Other enablers identified would support the delivery of culturally appropriate policies and services. Practical examples include interventions to improve knowledge of cancer symptoms and of the screening programmes, to improve screening uptake and early symptomatic presentation. Studies also recommend the development of cancer advocacy services and the facilitation of support networks and groups, which could improve the experience of cancer patients during and after treatment.
There was consistent evidence about the need for delivery of culturally appropriate awareness-raising and communication. This would provide practical information for people from minority ethnic groups via trusted messengers and appropriate communication channels to address the barriers described earlier. Specific topics proposed included cancer symptoms and demonstrations of, for example, breast examination. Messages could also address common attitudes and beliefs about cancer, including that it is not treatable, with the use of positive messaging to engage people also suggested. Improved access to translated written materials and formal interpretation services would help address the language barriers discussed earlier.
Studies suggested that engagement with community-based and co-designed interventions could help engage people from minority ethnic groups in aspects of cancer prevention, and elicit and address their needs. This should inform improved design of and access to cancer care services and improving people’s trust and confidence in the healthcare system. Examples of community-based events include community-led workshops, cancer roadshows and facilitated meetings with healthcare staff. Community-based health workers such as health champions from the target minority ethnic groups could play an important role in facilitating engagement with and supporting community members, as could local peer support networks, both formal and informal. There could be advantages to develop or support such approaches routinely, given the potential benefits to patients.
Evidence about the need for appropriate representation in research highlights the need to increase the ethnic diversity of people in research databases, datasets used for risk prediction models and research generally. Initiatives of this kind would need to take precautions to avoid the perpetuation or exacerbation of existing ethnic inequalities. Previous studies have recommended disaggregating data by ethnicity to differentiate and better understand the experiences and needs of people from different groups.

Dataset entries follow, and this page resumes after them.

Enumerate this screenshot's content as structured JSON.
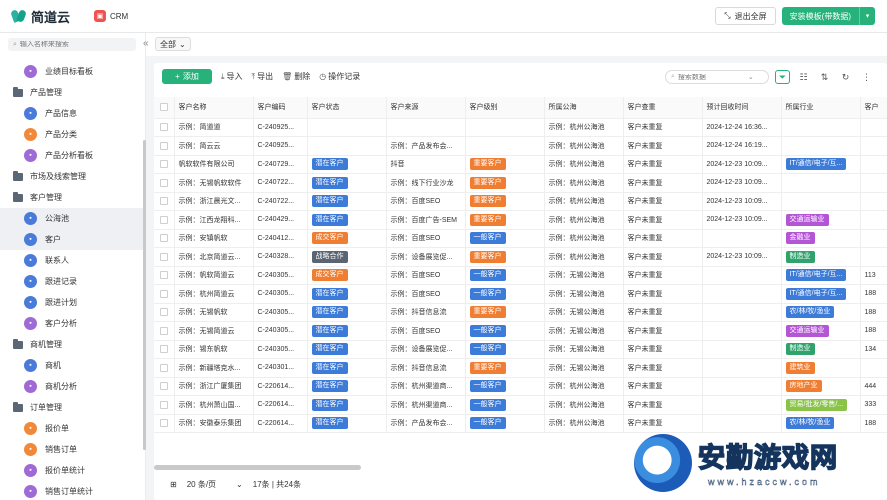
{
  "topbar": {
    "logo_text": "简道云",
    "app_icon_glyph": "▣",
    "app_name": "CRM",
    "exit_fullscreen": "退出全屏",
    "install_template": "安装模板(带数据)"
  },
  "sidebar": {
    "search_placeholder": "输入名称来搜索",
    "items": [
      {
        "label": "业绩目标看板",
        "kind": "child",
        "icon": "c-purple",
        "active": false
      },
      {
        "label": "产品管理",
        "kind": "group",
        "active": false
      },
      {
        "label": "产品信息",
        "kind": "child",
        "icon": "c-blue",
        "active": false
      },
      {
        "label": "产品分类",
        "kind": "child",
        "icon": "c-orange",
        "active": false
      },
      {
        "label": "产品分析看板",
        "kind": "child",
        "icon": "c-purple",
        "active": false
      },
      {
        "label": "市场及线索管理",
        "kind": "group",
        "active": false
      },
      {
        "label": "客户管理",
        "kind": "group",
        "active": false
      },
      {
        "label": "公海池",
        "kind": "child",
        "icon": "c-blue",
        "active": true
      },
      {
        "label": "客户",
        "kind": "child",
        "icon": "c-blue",
        "active": true
      },
      {
        "label": "联系人",
        "kind": "child",
        "icon": "c-blue",
        "active": false
      },
      {
        "label": "跟进记录",
        "kind": "child",
        "icon": "c-blue",
        "active": false
      },
      {
        "label": "跟进计划",
        "kind": "child",
        "icon": "c-blue",
        "active": false
      },
      {
        "label": "客户分析",
        "kind": "child",
        "icon": "c-purple",
        "active": false
      },
      {
        "label": "商机管理",
        "kind": "group",
        "active": false
      },
      {
        "label": "商机",
        "kind": "child",
        "icon": "c-blue",
        "active": false
      },
      {
        "label": "商机分析",
        "kind": "child",
        "icon": "c-purple",
        "active": false
      },
      {
        "label": "订单管理",
        "kind": "group",
        "active": false
      },
      {
        "label": "报价单",
        "kind": "child",
        "icon": "c-orange",
        "active": false
      },
      {
        "label": "销售订单",
        "kind": "child",
        "icon": "c-orange",
        "active": false
      },
      {
        "label": "报价单统计",
        "kind": "child",
        "icon": "c-purple",
        "active": false
      },
      {
        "label": "销售订单统计",
        "kind": "child",
        "icon": "c-purple",
        "active": false
      }
    ]
  },
  "filter": {
    "scope": "全部"
  },
  "toolbar": {
    "add": "添加",
    "import": "导入",
    "export": "导出",
    "delete": "删除",
    "log": "操作记录",
    "search_placeholder": "搜索数据"
  },
  "table": {
    "columns": [
      "客户名称",
      "客户编码",
      "客户状态",
      "客户来源",
      "客户级别",
      "所属公海",
      "客户查重",
      "预计回收时间",
      "所属行业",
      "客户"
    ],
    "rows": [
      {
        "name": "示例：简道道",
        "code": "C-240925...",
        "status": "",
        "source": "",
        "level": "",
        "pool": "示例：杭州公海池",
        "dup": "客户未重复",
        "time": "2024-12-24 16:36...",
        "industry": "",
        "ind_color": "",
        "extra": ""
      },
      {
        "name": "示例：简云云",
        "code": "C-240925...",
        "status": "",
        "source": "示例：产品发布会...",
        "level": "",
        "pool": "示例：杭州公海池",
        "dup": "客户未重复",
        "time": "2024-12-24 16:19...",
        "industry": "",
        "ind_color": "",
        "extra": ""
      },
      {
        "name": "帆软软件有限公司",
        "code": "C-240729...",
        "status": "潜在客户",
        "source": "抖音",
        "level": "重要客户",
        "pool": "示例：杭州公海池",
        "dup": "客户未重复",
        "time": "2024-12-23 10:09...",
        "industry": "IT/通信/电子/互...",
        "ind_color": "#3d7bd8",
        "extra": ""
      },
      {
        "name": "示例：无锡帆软软件",
        "code": "C-240722...",
        "status": "潜在客户",
        "source": "示例：线下行业沙龙",
        "level": "重要客户",
        "pool": "示例：杭州公海池",
        "dup": "客户未重复",
        "time": "2024-12-23 10:09...",
        "industry": "",
        "ind_color": "",
        "extra": ""
      },
      {
        "name": "示例：浙江晨光文...",
        "code": "C-240722...",
        "status": "潜在客户",
        "source": "示例：百度SEO",
        "level": "重要客户",
        "pool": "示例：杭州公海池",
        "dup": "客户未重复",
        "time": "2024-12-23 10:09...",
        "industry": "",
        "ind_color": "",
        "extra": ""
      },
      {
        "name": "示例：江西龙翔科...",
        "code": "C-240429...",
        "status": "潜在客户",
        "source": "示例：百度广告-SEM",
        "level": "重要客户",
        "pool": "示例：杭州公海池",
        "dup": "客户未重复",
        "time": "2024-12-23 10:09...",
        "industry": "交通运输业",
        "ind_color": "#b455d6",
        "extra": ""
      },
      {
        "name": "示例：安镇帆软",
        "code": "C-240412...",
        "status": "成交客户",
        "source": "示例：百度SEO",
        "level": "一般客户",
        "pool": "示例：杭州公海池",
        "dup": "客户未重复",
        "time": "",
        "industry": "金融业",
        "ind_color": "#b455d6",
        "extra": ""
      },
      {
        "name": "示例：北京简道云...",
        "code": "C-240328...",
        "status": "战略合作",
        "source": "示例：设备展览促...",
        "level": "重要客户",
        "pool": "示例：杭州公海池",
        "dup": "客户未重复",
        "time": "2024-12-23 10:09...",
        "industry": "制造业",
        "ind_color": "#2fa36b",
        "extra": ""
      },
      {
        "name": "示例：帆软简道云",
        "code": "C-240305...",
        "status": "成交客户",
        "source": "示例：百度SEO",
        "level": "一般客户",
        "pool": "示例：无锡公海池",
        "dup": "客户未重复",
        "time": "",
        "industry": "IT/通信/电子/互...",
        "ind_color": "#3d7bd8",
        "extra": "113"
      },
      {
        "name": "示例：杭州简道云",
        "code": "C-240305...",
        "status": "潜在客户",
        "source": "示例：百度SEO",
        "level": "一般客户",
        "pool": "示例：无锡公海池",
        "dup": "客户未重复",
        "time": "",
        "industry": "IT/通信/电子/互...",
        "ind_color": "#3d7bd8",
        "extra": "188"
      },
      {
        "name": "示例：无锡帆软",
        "code": "C-240305...",
        "status": "潜在客户",
        "source": "示例：抖音信息流",
        "level": "重要客户",
        "pool": "示例：无锡公海池",
        "dup": "客户未重复",
        "time": "",
        "industry": "农/林/牧/渔业",
        "ind_color": "#3d7bd8",
        "extra": "188"
      },
      {
        "name": "示例：无锡简道云",
        "code": "C-240305...",
        "status": "潜在客户",
        "source": "示例：百度SEO",
        "level": "一般客户",
        "pool": "示例：无锡公海池",
        "dup": "客户未重复",
        "time": "",
        "industry": "交通运输业",
        "ind_color": "#b455d6",
        "extra": "188"
      },
      {
        "name": "示例：锡东帆软",
        "code": "C-240305...",
        "status": "潜在客户",
        "source": "示例：设备展览促...",
        "level": "一般客户",
        "pool": "示例：无锡公海池",
        "dup": "客户未重复",
        "time": "",
        "industry": "制造业",
        "ind_color": "#2fa36b",
        "extra": "134"
      },
      {
        "name": "示例：新疆塔克水...",
        "code": "C-240301...",
        "status": "潜在客户",
        "source": "示例：抖音信息流",
        "level": "重要客户",
        "pool": "示例：无锡公海池",
        "dup": "客户未重复",
        "time": "",
        "industry": "建筑业",
        "ind_color": "#ef7d32",
        "extra": ""
      },
      {
        "name": "示例：浙江广厦集团",
        "code": "C-220614...",
        "status": "潜在客户",
        "source": "示例：杭州渠道商...",
        "level": "一般客户",
        "pool": "示例：杭州公海池",
        "dup": "客户未重复",
        "time": "",
        "industry": "房地产业",
        "ind_color": "#ef7d32",
        "extra": "444"
      },
      {
        "name": "示例：杭州萧山国...",
        "code": "C-220614...",
        "status": "潜在客户",
        "source": "示例：杭州渠道商...",
        "level": "一般客户",
        "pool": "示例：杭州公海池",
        "dup": "客户未重复",
        "time": "",
        "industry": "贸易/批发/零售/...",
        "ind_color": "#8bc34a",
        "extra": "333"
      },
      {
        "name": "示例：安徽泰乐集团",
        "code": "C-220614...",
        "status": "潜在客户",
        "source": "示例：产品发布会...",
        "level": "一般客户",
        "pool": "示例：杭州公海池",
        "dup": "客户未重复",
        "time": "",
        "industry": "农/林/牧/渔业",
        "ind_color": "#3d7bd8",
        "extra": "188"
      }
    ]
  },
  "pager": {
    "page_size": "20 条/页",
    "summary": "17条 | 共24条"
  },
  "watermark": {
    "text": "安勤游戏网",
    "url": "www.hzaccw.com"
  }
}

These improvements would increase the relevance to people from minority ethnic groups of research into cancer care and treatment.

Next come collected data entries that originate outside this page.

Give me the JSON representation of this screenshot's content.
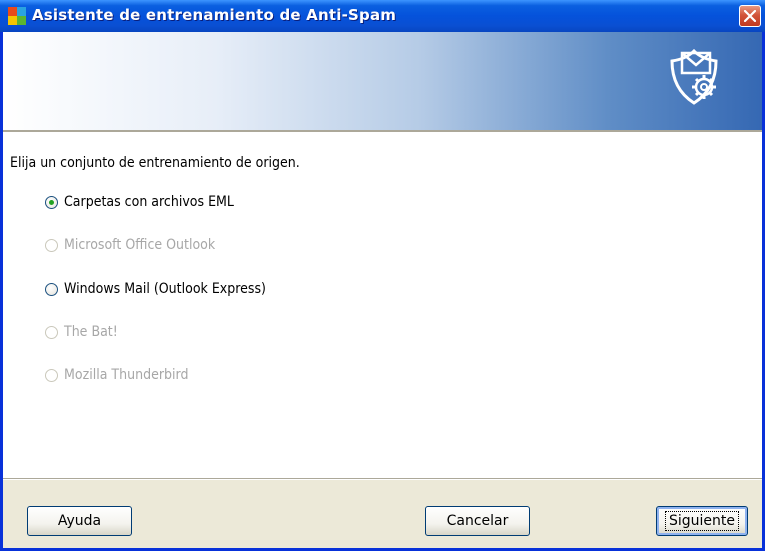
{
  "window": {
    "title": "Asistente de entrenamiento de Anti-Spam",
    "icon": "avg-logo-icon",
    "close": "close-icon"
  },
  "banner": {
    "icon": "shield-mail-gear-icon"
  },
  "content": {
    "prompt": "Elija un conjunto de entrenamiento de origen.",
    "options": [
      {
        "label": "Carpetas con archivos EML",
        "checked": true,
        "enabled": true
      },
      {
        "label": "Microsoft Office Outlook",
        "checked": false,
        "enabled": false
      },
      {
        "label": "Windows Mail (Outlook Express)",
        "checked": false,
        "enabled": true
      },
      {
        "label": "The Bat!",
        "checked": false,
        "enabled": false
      },
      {
        "label": "Mozilla Thunderbird",
        "checked": false,
        "enabled": false
      }
    ]
  },
  "buttons": {
    "help": "Ayuda",
    "cancel": "Cancelar",
    "next": "Siguiente"
  },
  "colors": {
    "titlebar": "#0552db",
    "border": "#0831d9",
    "check": "#21a121"
  }
}
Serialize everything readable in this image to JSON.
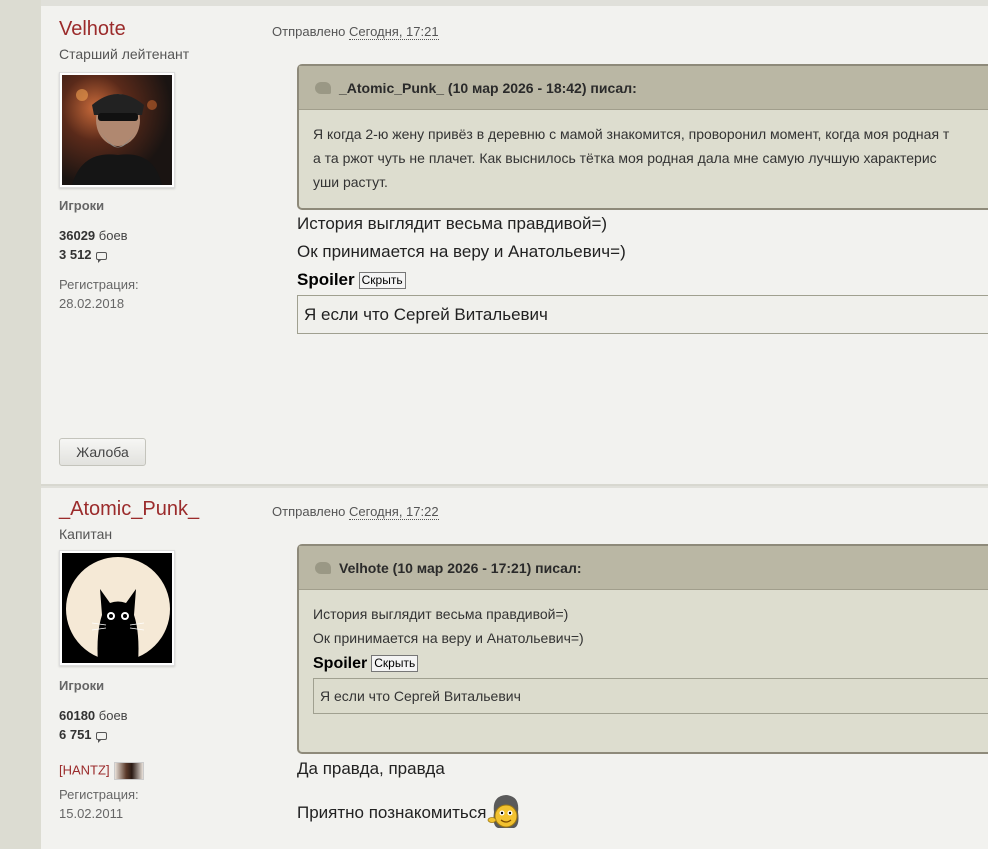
{
  "posts": [
    {
      "author": "Velhote",
      "rank": "Старший лейтенант",
      "group": "Игроки",
      "battles_count": "36029",
      "battles_label": " боев",
      "posts_count": "3 512",
      "reg_label": "Регистрация:",
      "reg_date": "28.02.2018",
      "posted_label": "Отправлено ",
      "posted_date": "Сегодня, 17:21",
      "quote_header": "_Atomic_Punk_ (10 мар 2026 - 18:42) писал:",
      "quote_lines": [
        "Я когда 2-ю жену привёз в деревню с мамой знакомится, проворонил момент, когда моя родная т",
        "а та ржот чуть не плачет. Как выснилось тётка моя родная дала мне самую лучшую характерис",
        "уши растут."
      ],
      "lines": [
        "История выглядит весьма правдивой=)",
        "Ок принимается на веру и Анатольевич=)"
      ],
      "spoiler_label": "Spoiler",
      "spoiler_button": "Скрыть",
      "spoiler_text": "Я если что Сергей Витальевич",
      "complaint_button": "Жалоба"
    },
    {
      "author": "_Atomic_Punk_",
      "rank": "Капитан",
      "group": "Игроки",
      "battles_count": "60180",
      "battles_label": " боев",
      "posts_count": "6 751",
      "clan": "[HANTZ]",
      "reg_label": "Регистрация:",
      "reg_date": "15.02.2011",
      "posted_label": "Отправлено ",
      "posted_date": "Сегодня, 17:22",
      "quote_header": "Velhote (10 мар 2026 - 17:21) писал:",
      "quote_lines": [
        "История выглядит весьма правдивой=)",
        "Ок принимается на веру и Анатольевич=)"
      ],
      "quote_spoiler_label": "Spoiler",
      "quote_spoiler_button": "Скрыть",
      "quote_spoiler_text": "Я если что Сергей Витальевич",
      "lines": [
        "Да правда, правда",
        "Приятно познакомиться"
      ]
    }
  ]
}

The need to address structural barriers relates to the structural drivers of racism discussed in Sub-chapter 4.3.2. These are practical barriers such as employment, housing, immigration status and care-giving responsibilities, which all contribute to socioeconomic disadvantage often experienced by people from minority ethnic groups. In the cancer-related evidence reviewed there were relatively few suggestions to address these practical issues, but some studies did highlight as potential enablers support with transport, childcare, and advice on finances and welfare. It is plausible that tackling these structural barriers would contribute to reducing ethnic inequalities in access to healthcare, including cancer care. Several of the earlier enabler themes would address the structural, institutional and interpersonal racism discussed in Section 4.3. This issue will be covered further in Chapter 5.